Scholz has been in court against the Boston Herald, pursuing a defamation claim that stems from a series of articles in which Micki Delp, the widow of former Boston vocalist Brad Delp, was quoted as saying Delp's unhappy creative partnership with Scholz contributed to his 2007 suicide. Scholz had argued that the paper "fabricated" the statements attributed to the former Mrs. Delp -- a claim severely undermined when she took the stand and affirmed that the quotes were correct, leading the judge to rule he "has no reasonable expectation of ... proving that Micki Delp did not make the statements that she says she made, and stands by."

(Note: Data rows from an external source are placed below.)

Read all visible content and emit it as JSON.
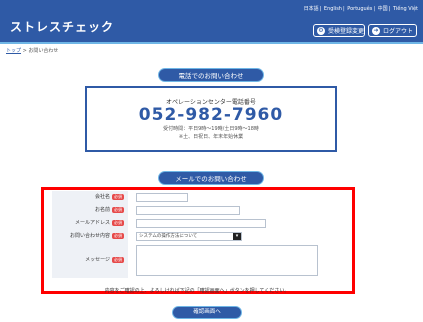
{
  "header": {
    "title": "ストレスチェック",
    "languages": [
      "日本語",
      "English",
      "Português",
      "中国",
      "Tiếng Việt"
    ],
    "buttons": {
      "register": "受検登録変更",
      "logout": "ログアウト"
    }
  },
  "breadcrumb": {
    "home": "トップ",
    "sep": ">",
    "current": "お問い合わせ"
  },
  "phone_section": {
    "heading": "電話でのお問い合わせ",
    "center_name": "オペレーションセンター電話番号",
    "number": "052-982-7960",
    "hours": "受付時間：平日9時〜19時/土日9時〜18時",
    "closed": "※土、日祝日、年末年始休業"
  },
  "mail_section": {
    "heading": "メールでのお問い合わせ"
  },
  "form": {
    "required_badge": "必須",
    "fields": {
      "company": "会社名",
      "name": "お名前",
      "email": "メールアドレス",
      "category": "お問い合わせ内容",
      "message": "メッセージ"
    },
    "category_selected": "システムの操作方法について"
  },
  "note": "内容をご確認の上、よろしければ下記の「確認画面へ」ボタンを押してください。",
  "confirm_button": "確認画面へ"
}
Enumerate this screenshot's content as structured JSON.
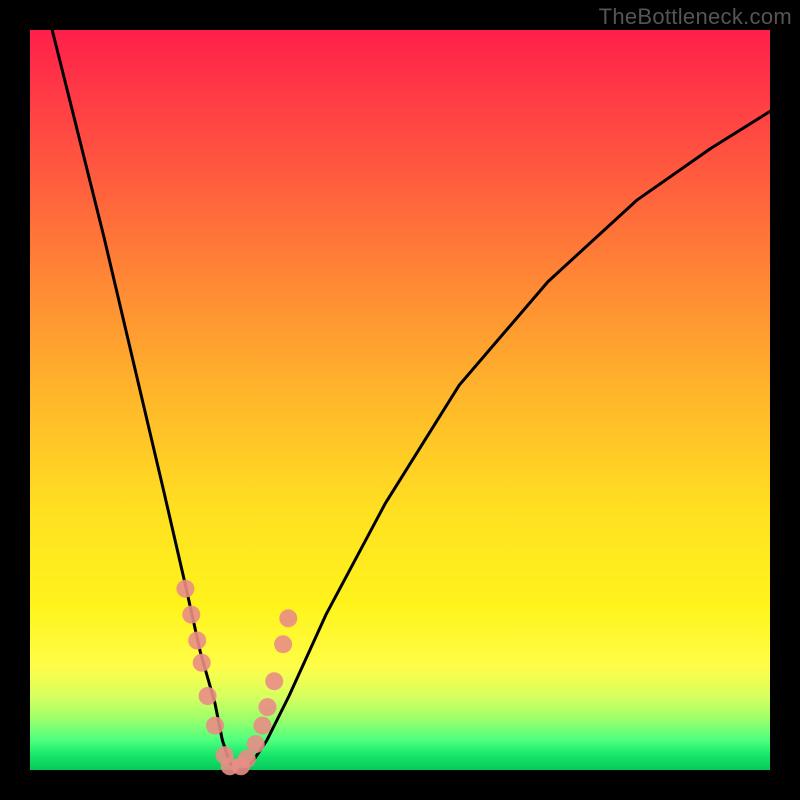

The court's ruling sidestepped the storm of gossip that erupted around Delp's death following the lawsuit, refusing to address whether Scholz contributed to Delp's emotional state and calling his death a "private tragedy" that deserved reporting because "for the public who cared about him during his life, his death was an issue of public concern."

Noting that Micki Delp's statements "only be reasonably perceived as an opinion," the judge denied Scholz's defamation claim, a decision celebrated by the Herald's lawyer, who told the paper, "We have said from the very beginning that this was a lawsuit that should never have been brought. The Superior Court’s ruling that Mr. Scholz’s claims must be dismissed in their entirety is a victory not only for the Boston Herald and its journalists, but for the public and the First Amendment, whose very purpose is to serve the public interest."

The case may not be entirely over, however. As Scholz's lawyer put it after the trial, "Mr. Scholz respectfully disagrees with the trial court’s decision and analysis. He has just ­received the decision and will ­decide shortly about an appeal."